Hitachi 37LD6600 £1500
31st May 2006 | 23:00
As prices drop, choice continues to widen
The price you'll pay for one of these 37in screens would only have bought you a 32in model a couple of months ago, such is the speed of change with flatscreens.
Black is the new silver as far as I'm concerned, and Hitachi wears it well - especially when it's set off so swishly by the silver outer trim. The stand's a bit clunky, though, and the huge HD Ready logo in the bottom left corner is decidedly OTT.
Connectivity can be considered fair, with the highlight being an HDMI input and component video for digital and analogue HD connection respectively. There's also a PC input and a subwoofer (which shaves some bottom off the standard stereo signal); there's also two Scart sockets, and both are RGB enabled.
The 37LD6600's panel specifi cations look reasonably promising, with a native resolution of 1366 x 768, a claimed panel brightness of 500cd/m2, and a claimed contrast ratio of 800:1.
Predictably - albeit not surprising given the set's lowly price tag - to find no digital TV tuner built in. Also conspicuous by its absence is Hitachi's Picture Master image processing system.
The 37LD6600 uses an In-Plane Switching panel, which typically results in enhanced viewing angles (horizontally and vertically) and minimal gray-scale inversion.
The onscreen menus are pretty well-stocked, with highlights including multi-level noise reduction, picture in picture options, an optional 3D comb filter, a Film Mode, and a bass booster.

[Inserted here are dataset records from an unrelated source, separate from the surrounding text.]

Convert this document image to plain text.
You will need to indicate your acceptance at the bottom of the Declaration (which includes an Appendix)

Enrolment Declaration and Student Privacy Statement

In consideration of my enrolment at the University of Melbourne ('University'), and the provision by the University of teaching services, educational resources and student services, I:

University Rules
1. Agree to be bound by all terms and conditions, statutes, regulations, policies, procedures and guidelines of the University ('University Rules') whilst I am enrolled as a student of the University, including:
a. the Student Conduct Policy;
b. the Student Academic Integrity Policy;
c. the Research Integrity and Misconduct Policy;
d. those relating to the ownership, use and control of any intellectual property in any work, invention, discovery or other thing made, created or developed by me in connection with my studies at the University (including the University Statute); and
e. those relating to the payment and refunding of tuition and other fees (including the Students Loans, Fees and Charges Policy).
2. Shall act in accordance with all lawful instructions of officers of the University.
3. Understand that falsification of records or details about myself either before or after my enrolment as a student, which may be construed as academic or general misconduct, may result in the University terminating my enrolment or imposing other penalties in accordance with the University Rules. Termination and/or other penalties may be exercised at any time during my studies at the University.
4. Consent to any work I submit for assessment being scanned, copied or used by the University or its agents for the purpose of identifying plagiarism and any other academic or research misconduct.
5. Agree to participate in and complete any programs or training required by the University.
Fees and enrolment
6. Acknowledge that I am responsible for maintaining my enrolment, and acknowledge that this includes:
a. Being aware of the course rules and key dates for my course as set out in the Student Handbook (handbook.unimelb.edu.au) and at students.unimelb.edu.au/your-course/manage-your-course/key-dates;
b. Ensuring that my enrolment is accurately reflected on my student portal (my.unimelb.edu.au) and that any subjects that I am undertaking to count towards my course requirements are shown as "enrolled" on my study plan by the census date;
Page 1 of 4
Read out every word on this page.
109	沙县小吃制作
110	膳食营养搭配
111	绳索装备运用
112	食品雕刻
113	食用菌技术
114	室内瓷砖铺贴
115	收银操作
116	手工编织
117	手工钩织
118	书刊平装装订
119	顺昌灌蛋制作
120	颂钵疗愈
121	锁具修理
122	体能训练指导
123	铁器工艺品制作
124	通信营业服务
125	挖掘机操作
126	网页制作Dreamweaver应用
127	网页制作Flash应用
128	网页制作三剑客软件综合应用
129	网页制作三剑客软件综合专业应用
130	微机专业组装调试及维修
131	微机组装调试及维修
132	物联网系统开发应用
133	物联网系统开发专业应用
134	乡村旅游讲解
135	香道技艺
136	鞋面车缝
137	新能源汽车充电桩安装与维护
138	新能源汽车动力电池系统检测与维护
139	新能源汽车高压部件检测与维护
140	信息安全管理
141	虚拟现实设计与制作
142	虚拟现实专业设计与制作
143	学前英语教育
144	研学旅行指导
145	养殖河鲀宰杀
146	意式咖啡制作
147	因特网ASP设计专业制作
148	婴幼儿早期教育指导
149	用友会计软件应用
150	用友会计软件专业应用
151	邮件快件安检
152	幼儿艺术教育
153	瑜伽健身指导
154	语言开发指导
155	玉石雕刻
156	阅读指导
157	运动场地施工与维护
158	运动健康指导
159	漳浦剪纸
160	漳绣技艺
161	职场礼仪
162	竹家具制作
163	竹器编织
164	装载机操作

In action the 37LD6600 performs credibly without setting new standards. Its strongest single point is the richness of its colour performance, which combine deep, satisfying saturations with a likeably natural tone. This means, that skin tones hold up better than on most budget rivals, while full-on hues avoid that all to familiar slightly cartoonish look.
Black levels are reasonable, getting deep enough to give dark film scenes a sense of depth. As with all LCDs, subjective black level depends on the level of ambient light in the room. The lower the light, the worse the black level looks.
Picture Master processing is certainly missed in one key department, though: sharpness. The image is noticeably less detailed than that of the 32LD7200, especially when watching standarddefi nition video. The image also seems less stable, perhaps due to there being more noise and horizontal motion stutter around.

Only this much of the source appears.